Ratusan tempat pemungutan suara kembali dibuka pada pemilu legislatif hari kedua di Afghanistan. Warga berupaya mengabaikan ancaman teror dan serangan kelompok militan.
KABUL, MINGGU Sebanyak 253 dari total 401 tempat pemungutan suara atau TPS yang tersebar di 20 provinsi—45 TPS di antaranya berada di ibu kota Kabul— dibuka kembali untuk melayani proses pemungutan suara warga dalam pemilu legislatif di Afghanistan, Minggu (21/10/2018). Kantor Komisi Pemilihan Independen (IEC) mengungkapkan, sebanyak 148 TPS lainnya diputuskan tak jadi dibuka dengan alasan masalah keamanan.
Misi Perserikatan Bangsa- Bangsa di Afghanistan memuji upaya pemerintah dan para pemangku kepentingan di negeri itu yang mau dan berupaya keras menyelenggarakan pemilu di tengah persoalan-persoalan teknis yang muncul.
Antusiasme warga terlihat di sejumlah TPS. Mereka rela mengantre di depan TPS- TPS sejak fasilitas itu belum dibuka atau terlambat dibuka.
”Mereka yang memiliki hak memilih, tetapi tidak dapat atau tertunda memilihnya karena persoalan-persoalan teknis tetap punya hak untuk memilih,” demikian Misi PBB di Afghanistan dalam sebuah pernyataannya secara resmi.
Pemilu legislatif Afghanistan kali ini adalah pemilihan umum pertama sejak tahun 2010. Gangguan keamanan menjadi salah satu perhatian utama pemerintah dan keamanan setempat dalam proses pemilu ini. Hampir setiap hari terjadi gangguan keamanan yang diduga dilakukan kelompok militan Taliban. Kelompok itu menguasai hampir separuh wilayah Afghanistan.
Taliban beberapa kali menyatakan penolakannya terhadap proses negosiasi yang ditawarkan pemerintah di Kabul. Pemerintahan yang didukung Amerika Serikat itu juga digelayuti isu-isu lain, termasuk korupsi. Sejumlah warga pun tidak yakin pemilu ini berjalan dengan jujur dan adil.
Para penyelenggara pemilihan telah berupaya keras untuk memastikan proses registrasi berjalan dengan baik, minimal memenuhi ekspektasi pemerintah dan juga kaum pemilih. Salah satu yang diupayakan adalah digunakannya sistem biometrik baru guna memastikan keabsahan pemilih sekaligus mengurangi potensi pemilih ganda.
Mesin-mesin biometrik itu baru datang sebulan sebelum pemungutan suara berlangsung.

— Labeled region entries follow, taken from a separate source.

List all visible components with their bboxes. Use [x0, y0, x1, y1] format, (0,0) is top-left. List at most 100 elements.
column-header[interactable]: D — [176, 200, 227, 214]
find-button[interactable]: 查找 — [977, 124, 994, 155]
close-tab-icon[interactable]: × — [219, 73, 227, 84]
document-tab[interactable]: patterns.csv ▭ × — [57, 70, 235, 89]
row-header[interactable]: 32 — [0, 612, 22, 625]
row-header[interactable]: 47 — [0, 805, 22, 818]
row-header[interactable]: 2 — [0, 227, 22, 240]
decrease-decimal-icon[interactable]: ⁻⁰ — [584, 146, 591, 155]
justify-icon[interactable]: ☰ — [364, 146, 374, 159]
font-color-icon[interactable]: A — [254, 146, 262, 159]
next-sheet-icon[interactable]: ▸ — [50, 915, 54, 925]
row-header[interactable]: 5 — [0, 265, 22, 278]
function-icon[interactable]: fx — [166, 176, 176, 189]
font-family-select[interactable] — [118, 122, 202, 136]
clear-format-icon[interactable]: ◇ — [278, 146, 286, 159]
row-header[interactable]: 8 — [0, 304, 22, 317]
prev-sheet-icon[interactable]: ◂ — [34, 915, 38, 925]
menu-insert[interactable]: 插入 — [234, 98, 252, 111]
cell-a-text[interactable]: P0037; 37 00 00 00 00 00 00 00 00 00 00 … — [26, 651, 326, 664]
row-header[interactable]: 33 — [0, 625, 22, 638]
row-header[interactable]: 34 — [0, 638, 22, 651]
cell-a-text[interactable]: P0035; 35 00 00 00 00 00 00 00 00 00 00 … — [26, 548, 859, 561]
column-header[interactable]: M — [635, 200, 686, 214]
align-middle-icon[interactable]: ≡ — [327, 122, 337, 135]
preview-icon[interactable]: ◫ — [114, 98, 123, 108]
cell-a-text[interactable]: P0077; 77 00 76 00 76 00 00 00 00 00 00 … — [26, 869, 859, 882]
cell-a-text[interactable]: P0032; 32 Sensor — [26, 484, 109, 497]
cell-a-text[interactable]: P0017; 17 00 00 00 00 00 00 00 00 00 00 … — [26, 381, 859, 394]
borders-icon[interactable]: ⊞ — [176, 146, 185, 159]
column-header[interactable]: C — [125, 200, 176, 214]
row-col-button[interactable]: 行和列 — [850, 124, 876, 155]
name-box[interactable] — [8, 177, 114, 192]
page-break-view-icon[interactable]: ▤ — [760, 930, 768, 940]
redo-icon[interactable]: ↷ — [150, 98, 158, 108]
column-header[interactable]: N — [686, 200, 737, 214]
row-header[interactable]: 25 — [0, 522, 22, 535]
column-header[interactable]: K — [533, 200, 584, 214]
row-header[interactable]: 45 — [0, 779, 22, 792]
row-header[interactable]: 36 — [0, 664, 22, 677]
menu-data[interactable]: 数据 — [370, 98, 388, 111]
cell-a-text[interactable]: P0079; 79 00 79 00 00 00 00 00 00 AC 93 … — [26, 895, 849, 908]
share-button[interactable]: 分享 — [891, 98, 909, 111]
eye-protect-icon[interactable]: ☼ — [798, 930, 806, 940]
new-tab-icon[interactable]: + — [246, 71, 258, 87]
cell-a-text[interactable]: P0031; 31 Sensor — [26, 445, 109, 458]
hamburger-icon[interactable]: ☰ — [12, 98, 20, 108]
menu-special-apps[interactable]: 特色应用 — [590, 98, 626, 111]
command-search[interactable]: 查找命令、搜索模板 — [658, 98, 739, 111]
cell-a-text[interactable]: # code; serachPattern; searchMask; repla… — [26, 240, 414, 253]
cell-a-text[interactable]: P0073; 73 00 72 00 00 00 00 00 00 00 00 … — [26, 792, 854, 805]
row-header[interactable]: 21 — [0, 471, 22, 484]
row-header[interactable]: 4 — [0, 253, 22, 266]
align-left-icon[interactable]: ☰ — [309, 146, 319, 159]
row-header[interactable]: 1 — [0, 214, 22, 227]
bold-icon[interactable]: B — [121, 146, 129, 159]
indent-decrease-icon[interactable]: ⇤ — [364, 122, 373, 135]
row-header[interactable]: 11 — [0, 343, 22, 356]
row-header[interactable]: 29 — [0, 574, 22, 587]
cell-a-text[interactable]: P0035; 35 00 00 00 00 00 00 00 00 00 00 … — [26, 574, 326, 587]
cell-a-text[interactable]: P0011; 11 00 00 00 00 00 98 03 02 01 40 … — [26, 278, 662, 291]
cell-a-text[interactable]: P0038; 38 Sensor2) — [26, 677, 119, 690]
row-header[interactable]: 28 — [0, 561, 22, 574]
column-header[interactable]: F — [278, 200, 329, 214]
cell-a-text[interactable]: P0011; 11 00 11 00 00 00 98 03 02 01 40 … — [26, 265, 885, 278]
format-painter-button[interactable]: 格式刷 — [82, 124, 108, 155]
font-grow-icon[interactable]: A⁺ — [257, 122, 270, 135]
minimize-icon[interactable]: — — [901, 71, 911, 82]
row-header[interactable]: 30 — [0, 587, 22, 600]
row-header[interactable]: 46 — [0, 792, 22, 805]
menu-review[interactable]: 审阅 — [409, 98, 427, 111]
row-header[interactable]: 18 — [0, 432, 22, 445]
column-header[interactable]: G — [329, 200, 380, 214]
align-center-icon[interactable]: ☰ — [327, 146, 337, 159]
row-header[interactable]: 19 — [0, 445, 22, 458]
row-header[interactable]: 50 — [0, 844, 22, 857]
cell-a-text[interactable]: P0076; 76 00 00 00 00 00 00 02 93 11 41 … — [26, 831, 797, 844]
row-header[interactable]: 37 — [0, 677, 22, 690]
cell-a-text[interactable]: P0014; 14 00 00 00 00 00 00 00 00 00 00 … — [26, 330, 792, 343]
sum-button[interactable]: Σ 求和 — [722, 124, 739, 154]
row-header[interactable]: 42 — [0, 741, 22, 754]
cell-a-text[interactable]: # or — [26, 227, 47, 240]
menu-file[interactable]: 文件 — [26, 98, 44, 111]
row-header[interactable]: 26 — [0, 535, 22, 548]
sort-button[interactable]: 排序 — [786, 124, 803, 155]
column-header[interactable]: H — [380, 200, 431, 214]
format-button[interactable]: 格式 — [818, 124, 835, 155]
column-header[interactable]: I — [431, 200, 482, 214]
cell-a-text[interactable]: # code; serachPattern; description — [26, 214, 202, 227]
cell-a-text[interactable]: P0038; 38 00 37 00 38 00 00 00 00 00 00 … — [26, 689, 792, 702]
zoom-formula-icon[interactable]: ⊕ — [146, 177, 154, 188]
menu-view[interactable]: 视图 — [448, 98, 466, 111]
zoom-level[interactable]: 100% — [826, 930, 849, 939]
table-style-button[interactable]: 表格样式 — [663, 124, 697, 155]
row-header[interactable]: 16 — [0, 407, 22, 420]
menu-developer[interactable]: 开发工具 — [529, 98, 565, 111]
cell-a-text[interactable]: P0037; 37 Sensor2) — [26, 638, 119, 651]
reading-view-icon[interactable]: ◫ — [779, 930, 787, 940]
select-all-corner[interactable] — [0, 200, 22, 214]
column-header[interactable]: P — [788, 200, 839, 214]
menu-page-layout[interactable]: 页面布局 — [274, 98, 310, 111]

Akibatnya, di lapangan, dilaporkan masih ditemui adanya gangguan teknis mengingat tidak ada proses uji coba atas mesin-mesin baru itu sebelumnya.
”Mayoritas masalah yang ditemui sehari sebelumnya masih juga ditemui pada hari ini,” kata juru bicara IEC, Ali Reza Rohani, kepada media.
Masalah terkait mesin dan proses verifikasi biometrik yang ditemui, antara lain, ketidaklengkapan data hingga adanya warga yang tidak terdaftar meskipun sudah mendaftarkan dirinya sebagai pemilih.
Para pengawas meminta proses verifikasi ini tidak terjadi lagi pada proses pemilihan presiden yang dijadwalkan pada April tahun depan. Hasil pemilu legislatif ini paling cepat baru akan mulai diumumkan sekitar pertengahan November mendatang. Adapun hasil lengkapnya baru diumumkan pada bulan Desember.
”Ini rasanya tidak cukup bagus untuk (pemilihan presiden) tahun depan,” ujar Wakil Direktur Jaringan Analis Afghanistan Thomas Ruttig. ”Lembaga IEC jelas memiliki kekurangan kapasitas untuk menggelar pemilu yang dapat diterima dan transparan.”
Gangguan keamanan
Data yang dikompilasi kantor berita AFP menunjukkan, pada hari pertama pemungutan suara, Sabtu, sebanyak 300 orang, terdiri dari warga dan petugas keamanan, menderita luka-luka akibat gangguan keamanan. Jumlah itu dua kali lipat lebih banyak dibandingkan data resmi yang dirilis pemerintah.
Wakil Menteri Dalam Negeri Afghanistan Akhtar Mohammed Ibrahimi mengatakan, sebanyak 36 orang terbunuh dalam serangan yang berlangsung hingga 200 kali. Dari mereka yang terbunuh itu, sebanyak 27 orang adalah warga sipil.
Diungkapkan pula bahwa aparat keamanan menewaskan sedikitnya 31 anggota Taliban dalam sebuah pertempuran bersenjata. Dilaporkan juga, peledakan bom atas sebuah truk di timur Provinsi Nangarhar itu menewaskan 11 orang.